Biology
Dr. Arvind Panday
AACR Postdoctoral Fellow
Department of Medicine
Beth Israel Deaconess Medical Center
Harvard Medical School, Boston
Astract:
Genomic instability is an important cause of tumorigenesis. A significant source of genomic instability arises during DNA replication when replication forks stall after encountering damage DNA template. If correctly processed, the stalled fork may be restarted or repaired in an error-free manner. If fork processing is dysfunctional, this can lead to misrepair of the stalled fork, aberrant replication restart and genomic instability. To quantify repair initiated upon fork stalling, Scully lab adapted the Escherichia coli Tus/Ter replication fork arrest complex to induce site-specific replication fork stalling on a mammalian chromosome. Primary cells lacking BRCA1 respond to the Tus/Ter replication fork barrier by forming small (<10 kb) tandem duplications (TDs). TDs are head-to-toe local duplications of a chromosome segment and are the frequently observed structural variation in the cancer genome. TDs in primary cells lacking BRCA1 are induced specifically by a Tus/Ter block but not by a conventional double strand break (DSB), indicating specificity for the stalled fork response. Intriguingly, breast and ovarian cancers lacking BRCA1 similarly acquire large numbers of small (~10 kb) TDs, which we have termed “Group 1” TD. Group 1 TDs in BRCA1-linked cancer are enriched at key cancer gene loci, inactivating tumor suppressor genes or boosting oncogene expression via enhancer duplication. In both the Tus/Ter system and in human cancer, Group 1 TDs are associated with BRCA1 loss but not loss of BRCA2. Thus, the Tus/Ter system recapitulates the BRCA1-specific regulation of Group 1 TD formation noted in human breast and ovarian cancer.

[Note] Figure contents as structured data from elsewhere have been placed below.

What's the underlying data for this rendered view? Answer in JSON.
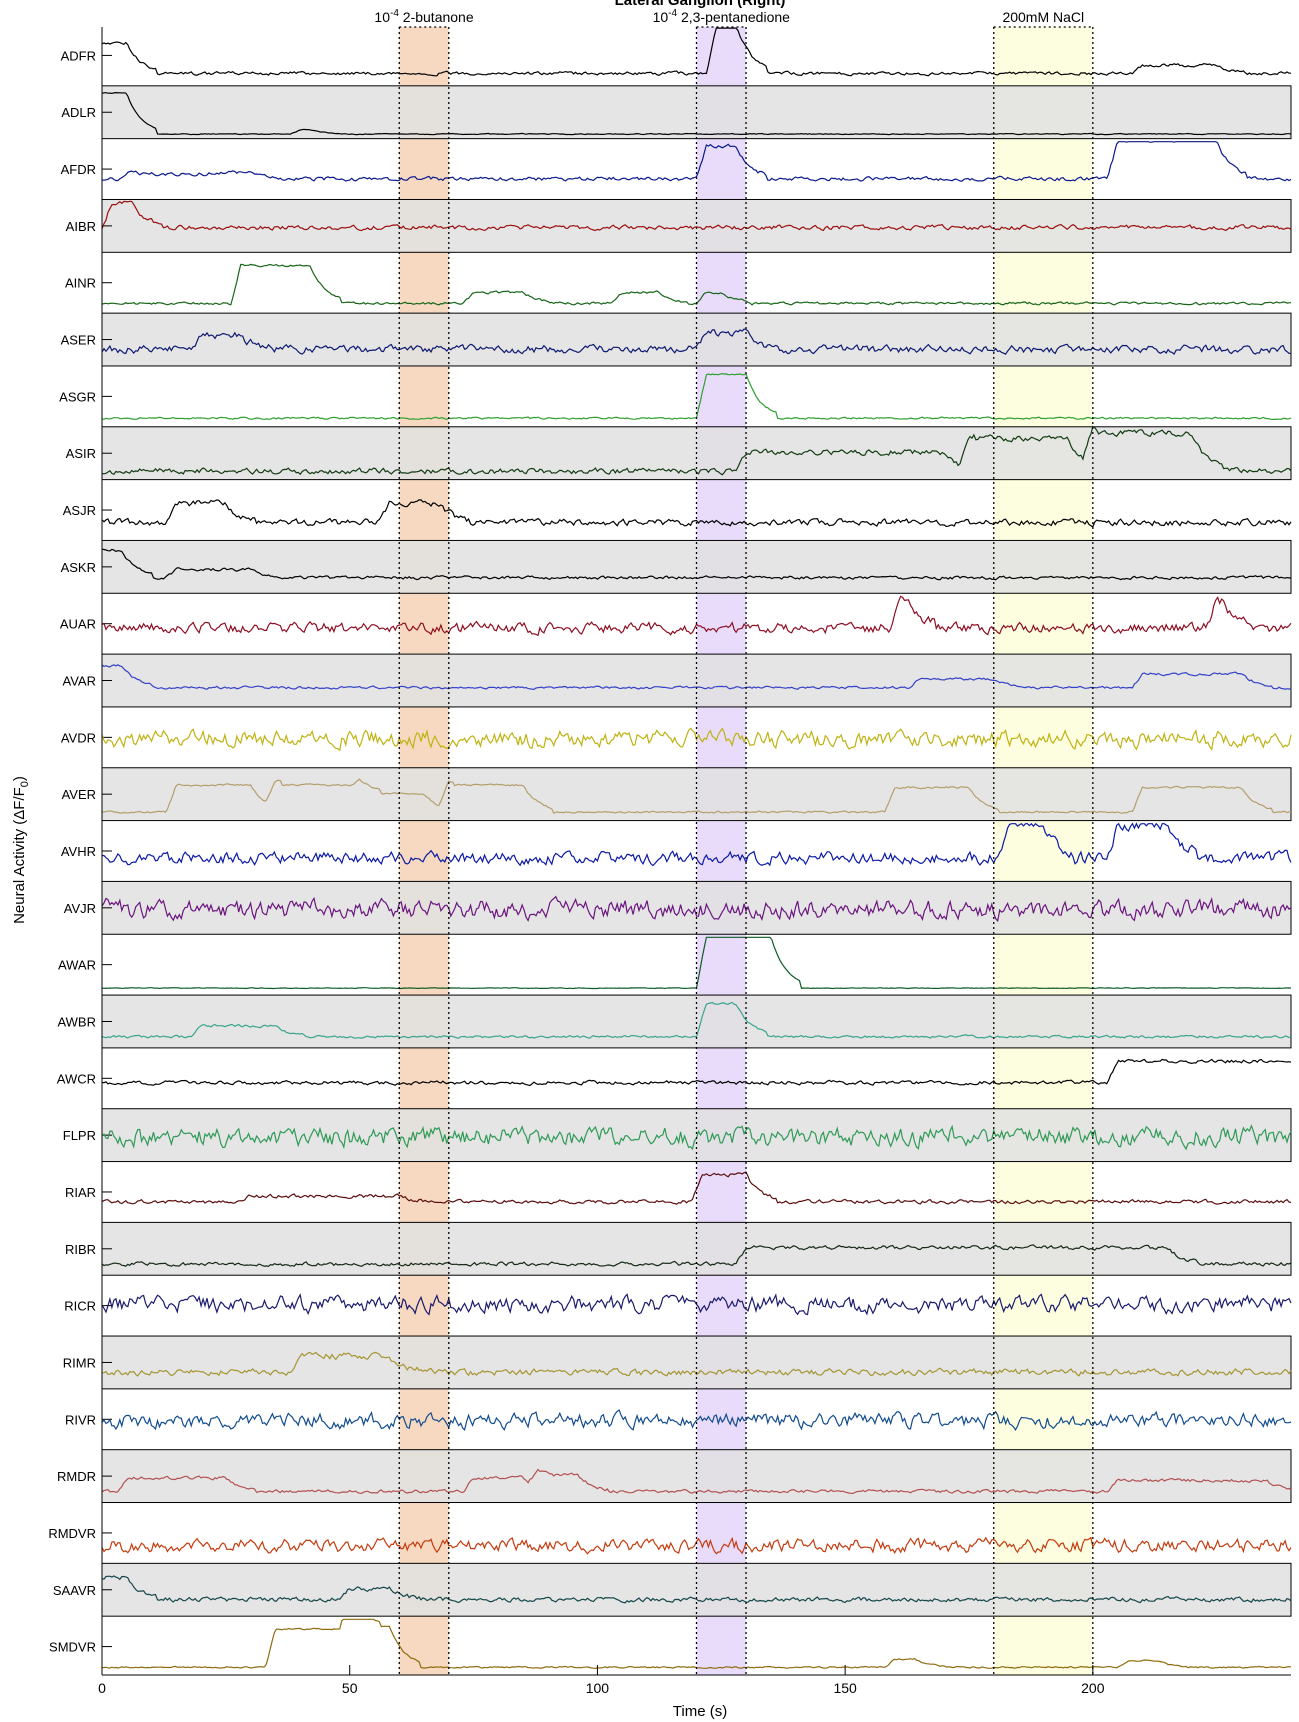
{
  "chart_data": {
    "type": "line",
    "title": "Lateral Ganglion (Right)",
    "xlabel": "Time (s)",
    "ylabel_main": "Neural Activity (",
    "ylabel_delta": "ΔF/F",
    "ylabel_sub": "0",
    "ylabel_close": ")",
    "xlim": [
      0,
      240
    ],
    "xticks": [
      0,
      50,
      100,
      150,
      200
    ],
    "xtick_labels": [
      "0",
      "50",
      "100",
      "150",
      "200"
    ],
    "stimuli": [
      {
        "start": 60,
        "end": 70,
        "color": "#f6d9c0",
        "label_base": "10",
        "label_exp": "-4",
        "label_text": "2-butanone"
      },
      {
        "start": 120,
        "end": 130,
        "color": "#e9dcfb",
        "label_base": "10",
        "label_exp": "-4",
        "label_text": "2,3-pentanedione"
      },
      {
        "start": 180,
        "end": 200,
        "color": "#fdfde0",
        "label_base": "",
        "label_exp": "",
        "label_text": "200mM NaCl"
      }
    ],
    "series": [
      {
        "name": "ADFR",
        "color": "#000000",
        "shaded": false,
        "baseline": 0.85,
        "noise": 0.05,
        "events": [
          [
            0,
            5,
            0.55
          ],
          [
            124,
            128,
            0.9
          ],
          [
            210,
            225,
            0.15
          ]
        ]
      },
      {
        "name": "ADLR",
        "color": "#000000",
        "shaded": true,
        "baseline": 0.92,
        "noise": 0.015,
        "events": [
          [
            0,
            5,
            0.75
          ],
          [
            40,
            42,
            0.08
          ]
        ]
      },
      {
        "name": "AFDR",
        "color": "#0a1a8c",
        "shaded": false,
        "baseline": 0.7,
        "noise": 0.06,
        "events": [
          [
            122,
            128,
            0.6
          ],
          [
            205,
            225,
            0.7
          ],
          [
            5,
            30,
            0.1
          ]
        ]
      },
      {
        "name": "AIBR",
        "color": "#9b1010",
        "shaded": true,
        "baseline": 0.55,
        "noise": 0.07,
        "events": [
          [
            2,
            6,
            0.45
          ]
        ]
      },
      {
        "name": "AINR",
        "color": "#176617",
        "shaded": false,
        "baseline": 0.9,
        "noise": 0.04,
        "events": [
          [
            28,
            42,
            0.7
          ],
          [
            75,
            85,
            0.2
          ],
          [
            105,
            112,
            0.2
          ],
          [
            122,
            125,
            0.2
          ]
        ]
      },
      {
        "name": "ASER",
        "color": "#0d1970",
        "shaded": true,
        "baseline": 0.7,
        "noise": 0.12,
        "events": [
          [
            20,
            28,
            0.25
          ],
          [
            122,
            130,
            0.3
          ]
        ]
      },
      {
        "name": "ASGR",
        "color": "#2ea02e",
        "shaded": false,
        "baseline": 0.92,
        "noise": 0.03,
        "events": [
          [
            122,
            130,
            0.8
          ]
        ]
      },
      {
        "name": "ASIR",
        "color": "#123c12",
        "shaded": true,
        "baseline": 0.85,
        "noise": 0.09,
        "events": [
          [
            130,
            170,
            0.35
          ],
          [
            175,
            195,
            0.6
          ],
          [
            200,
            220,
            0.7
          ]
        ]
      },
      {
        "name": "ASJR",
        "color": "#000000",
        "shaded": false,
        "baseline": 0.75,
        "noise": 0.1,
        "events": [
          [
            15,
            25,
            0.35
          ],
          [
            58,
            68,
            0.35
          ]
        ]
      },
      {
        "name": "ASKR",
        "color": "#000000",
        "shaded": true,
        "baseline": 0.72,
        "noise": 0.05,
        "events": [
          [
            0,
            4,
            0.5
          ],
          [
            15,
            30,
            0.15
          ]
        ]
      },
      {
        "name": "AUAR",
        "color": "#8e0e22",
        "shaded": false,
        "baseline": 0.6,
        "noise": 0.16,
        "events": [
          [
            161,
            162,
            0.6
          ],
          [
            225,
            226,
            0.5
          ]
        ]
      },
      {
        "name": "AVAR",
        "color": "#3442c8",
        "shaded": true,
        "baseline": 0.65,
        "noise": 0.04,
        "events": [
          [
            0,
            4,
            0.4
          ],
          [
            210,
            230,
            0.25
          ],
          [
            165,
            180,
            0.15
          ]
        ]
      },
      {
        "name": "AVDR",
        "color": "#bfb212",
        "shaded": false,
        "baseline": 0.55,
        "noise": 0.25,
        "events": []
      },
      {
        "name": "AVER",
        "color": "#b49f6c",
        "shaded": true,
        "baseline": 0.85,
        "noise": 0.03,
        "events": [
          [
            15,
            30,
            0.5
          ],
          [
            35,
            50,
            0.5
          ],
          [
            52,
            65,
            0.35
          ],
          [
            70,
            85,
            0.5
          ],
          [
            160,
            175,
            0.45
          ],
          [
            210,
            230,
            0.45
          ]
        ]
      },
      {
        "name": "AVHR",
        "color": "#0b19a6",
        "shaded": false,
        "baseline": 0.65,
        "noise": 0.18,
        "events": [
          [
            183,
            190,
            0.6
          ],
          [
            205,
            215,
            0.6
          ]
        ]
      },
      {
        "name": "AVJR",
        "color": "#6b157f",
        "shaded": true,
        "baseline": 0.55,
        "noise": 0.28,
        "events": []
      },
      {
        "name": "AWAR",
        "color": "#0e5b24",
        "shaded": false,
        "baseline": 0.95,
        "noise": 0.01,
        "events": [
          [
            122,
            135,
            0.95
          ]
        ]
      },
      {
        "name": "AWBR",
        "color": "#3aa48e",
        "shaded": true,
        "baseline": 0.8,
        "noise": 0.04,
        "events": [
          [
            20,
            35,
            0.2
          ],
          [
            122,
            128,
            0.6
          ]
        ]
      },
      {
        "name": "AWCR",
        "color": "#000000",
        "shaded": false,
        "baseline": 0.6,
        "noise": 0.06,
        "events": [
          [
            205,
            240,
            0.4
          ]
        ]
      },
      {
        "name": "FLPR",
        "color": "#2e9a55",
        "shaded": true,
        "baseline": 0.55,
        "noise": 0.3,
        "events": []
      },
      {
        "name": "RIAR",
        "color": "#5c0e0e",
        "shaded": false,
        "baseline": 0.7,
        "noise": 0.06,
        "events": [
          [
            121,
            130,
            0.5
          ],
          [
            30,
            60,
            0.1
          ]
        ]
      },
      {
        "name": "RIBR",
        "color": "#152a15",
        "shaded": true,
        "baseline": 0.8,
        "noise": 0.06,
        "events": [
          [
            130,
            215,
            0.3
          ]
        ]
      },
      {
        "name": "RICR",
        "color": "#1a1a6e",
        "shaded": false,
        "baseline": 0.5,
        "noise": 0.25,
        "events": []
      },
      {
        "name": "RIMR",
        "color": "#a59534",
        "shaded": true,
        "baseline": 0.7,
        "noise": 0.1,
        "events": [
          [
            40,
            58,
            0.3
          ]
        ]
      },
      {
        "name": "RIVR",
        "color": "#124c8e",
        "shaded": false,
        "baseline": 0.55,
        "noise": 0.22,
        "events": []
      },
      {
        "name": "RMDR",
        "color": "#b35252",
        "shaded": true,
        "baseline": 0.8,
        "noise": 0.05,
        "events": [
          [
            5,
            25,
            0.25
          ],
          [
            75,
            85,
            0.25
          ],
          [
            88,
            96,
            0.3
          ],
          [
            205,
            235,
            0.2
          ]
        ]
      },
      {
        "name": "RMDVR",
        "color": "#c43b0e",
        "shaded": false,
        "baseline": 0.75,
        "noise": 0.2,
        "events": []
      },
      {
        "name": "SAAVR",
        "color": "#14464a",
        "shaded": true,
        "baseline": 0.7,
        "noise": 0.07,
        "events": [
          [
            0,
            5,
            0.4
          ],
          [
            50,
            58,
            0.2
          ]
        ]
      },
      {
        "name": "SMDVR",
        "color": "#8e6c0e",
        "shaded": false,
        "baseline": 0.9,
        "noise": 0.025,
        "events": [
          [
            35,
            50,
            0.7
          ],
          [
            50,
            58,
            0.75
          ],
          [
            160,
            164,
            0.15
          ],
          [
            207,
            213,
            0.12
          ]
        ]
      }
    ]
  }
}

I find that stalled fork motor protein—FANCM (product of the Fanconi anemia [FA] group M gene) performs three functions in Tus/Ter-induced repair: it supports error-free “short tract” gene conversion (STGC); it suppresses error-prone “long tract” gene conversion (LTGC); and it acts synergistically with BRCA1 to suppresses TD formation. I identified the domains of Fancm required for “STGC support”, “LTGC suppression” and “TD suppression”, and found that these functions of FANCM are genetically separable. Further, I have discovered a novel synthetic lethal interaction between BRCA1 and FANCM loss in primary mouse ES cells. My goal is to analyze the mechanisms of synthetic lethality in Brca1/Fancm mutant. The advent of PARP inhibitors for therapy of BRCA-linked cancers has shown the incredible power of synthetic lethal interactions in cancer therapy. I believe that FANCM inhibition holds similar promise for therapy of BRCA1 mutant cancers.